Hawe Setiawan mengawali dengan menyampaikan pandangannya bahwa keterikatan dengan tempat adalah salah satu fondasi penting dalam menulis esai. Ia percaya bahwa penulis idealnya berada langsung di tempat yang sedang ia tulis, atau setidaknya membawa "ramuan" khas dari tempat itu ke dalam tulisannya.
Menurutnya, interaksi dengan masyarakat setempat serta pemahaman budayanya menjadi bagian dari cara menggali makna lebih dalam. Proses kreatifnya justru banyak dimulai di luar ruang kerja.
“Sekitar 50% tulisan saya muncul dari obrolan atau perjalanan,” ujar Hawe yang juga dosen sastra di Universitas Pasundan (Unpas), Bandung, dalam diskusi Sabtu Sore, Sabtu, 16 Agustus 2025.
Ide-ide itu dicatat, dikumpulkan, lalu disusun saat ada waktu. Prinsipnya sederhana: berbagi keceriaan dan gagasan, bukan bercerita tentang diri sendiri secara langsung. Hawe membayangkan pembaca sebagai teman-teman yang sering ia jumpai, namun ia tetap menyesuaikan gaya penulisan untuk pembaca yang lebih luas.
Ia juga membagikan sejumlah proyek tulisannya, termasuk proyek pribadi yang mendokumentasikan cerita kampung tempat tinggalnya dan terjemahan karya C. Robinson. Dalam penyuntingan, Hawe membagi prosesnya menjadi dua: menulis dan menyunting. Ia menilai bagian penyuntingan sebagai inti dari seni menulis, karena di sanalah paragraf, kalimat, jumlah kata, hingga judul dipertajam. Ia juga menganggap esai sebagai semacam biografi tematik, bukan kronologis, dan lebih memilih mengajak pembaca berpikir daripada memberi jawaban pasti.

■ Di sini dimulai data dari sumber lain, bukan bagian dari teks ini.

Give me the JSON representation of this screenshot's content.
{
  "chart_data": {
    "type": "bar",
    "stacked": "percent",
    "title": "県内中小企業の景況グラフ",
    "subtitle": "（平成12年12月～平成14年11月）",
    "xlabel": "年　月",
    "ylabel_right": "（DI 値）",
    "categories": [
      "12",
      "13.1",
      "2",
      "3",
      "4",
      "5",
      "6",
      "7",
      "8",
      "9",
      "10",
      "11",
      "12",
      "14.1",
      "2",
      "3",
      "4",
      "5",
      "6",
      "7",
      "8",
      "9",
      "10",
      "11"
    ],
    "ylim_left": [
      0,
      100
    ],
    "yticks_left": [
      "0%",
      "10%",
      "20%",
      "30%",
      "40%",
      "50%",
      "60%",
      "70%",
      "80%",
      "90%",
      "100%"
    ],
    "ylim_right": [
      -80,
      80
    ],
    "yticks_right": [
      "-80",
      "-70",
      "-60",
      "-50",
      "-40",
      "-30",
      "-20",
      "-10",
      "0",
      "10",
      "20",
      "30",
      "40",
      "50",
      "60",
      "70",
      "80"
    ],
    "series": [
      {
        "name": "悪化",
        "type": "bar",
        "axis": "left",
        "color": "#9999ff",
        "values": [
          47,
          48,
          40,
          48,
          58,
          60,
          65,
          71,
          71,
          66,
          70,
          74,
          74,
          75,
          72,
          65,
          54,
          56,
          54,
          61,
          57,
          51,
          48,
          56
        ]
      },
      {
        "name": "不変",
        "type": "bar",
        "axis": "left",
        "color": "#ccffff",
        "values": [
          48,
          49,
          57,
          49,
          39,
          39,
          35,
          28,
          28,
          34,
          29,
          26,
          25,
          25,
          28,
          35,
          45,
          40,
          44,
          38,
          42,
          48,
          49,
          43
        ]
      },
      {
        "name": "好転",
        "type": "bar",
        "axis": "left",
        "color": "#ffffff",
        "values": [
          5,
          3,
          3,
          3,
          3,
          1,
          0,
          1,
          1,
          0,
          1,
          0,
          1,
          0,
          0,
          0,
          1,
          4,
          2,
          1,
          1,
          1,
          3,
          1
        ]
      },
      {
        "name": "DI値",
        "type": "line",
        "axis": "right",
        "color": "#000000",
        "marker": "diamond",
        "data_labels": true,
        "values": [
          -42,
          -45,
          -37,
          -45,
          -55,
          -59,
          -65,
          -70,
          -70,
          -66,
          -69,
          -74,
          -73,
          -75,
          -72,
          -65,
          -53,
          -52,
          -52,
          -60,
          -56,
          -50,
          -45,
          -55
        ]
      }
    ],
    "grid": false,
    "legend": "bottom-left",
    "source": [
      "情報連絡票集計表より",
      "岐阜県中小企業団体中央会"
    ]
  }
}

Sementara itu, Fitra Sujawoto berbagi pengalaman terkait dunia tulisan dan fotografi. Ia menyoroti keunikan tulisan Hawe yang bisa menyambungkan isu personal dengan universal secara alami. Ia juga mencatat keluasan pengetahuan sastra Hawe yang sangat terasa dalam gaya dan isi tulisannya.
Peran Visual dalam Karya Tulis
Hawe turut menyoroti peran visual dalam karya tulis. Ia menekankan pentingnya keseimbangan antara gambar dan kata, karena keduanya bisa saling memperkuat makna dalam narasi yang dibangun.
“Pentingnya keseimbangan antara gambar dan kata-kata dalam karya tulis,” ujar Hawe.
Diskusi ini menyingkap berbagai pendekatan dalam menulis esai—dari kebiasaan mencatat hal-hal kecil, refleksi dari keseharian, hingga kerja sama antar pelaku seni. Setiap proses memiliki tantangan dan nilai tersendiri. Bagi para peserta dan penulis pemula, percakapan ini menyisakan satu pesan penting: menulis bukan hanya soal menuangkan ide, tapi juga soal mendengarkan, merasakan, dan meracik kembali pengalaman menjadi sesuatu yang bisa dibagi.

Baca Juga: SABTU SORE #27: Membaca Cerita Perempuan-perempuan yang Melawan di Buku Nyanyi Sunyi Para Puan
SABTU SORE #20: Membedah Dampak Film Terhadap Perubahan Sosial
Sunda Sambil Lalu
Buku Sunda Sambil Lalu diterbitkan penerbit Hanya Wacana, di Gedung Perpustakaan Ajip Rosidi, Lantai 2, Jalan Garut No. 2, Kota Bandung. Buku ini memuat 45 esai pilihan karya Hawe Setiawan yang sebelumnya pernah dipublikasikan di situs hanyawacana.id sepanjang 2021 hingga akhir 2023. Buku ini disunting Hafidz Azhar, dengan tata letak dan sampul rancangan Sabiq Gidafian.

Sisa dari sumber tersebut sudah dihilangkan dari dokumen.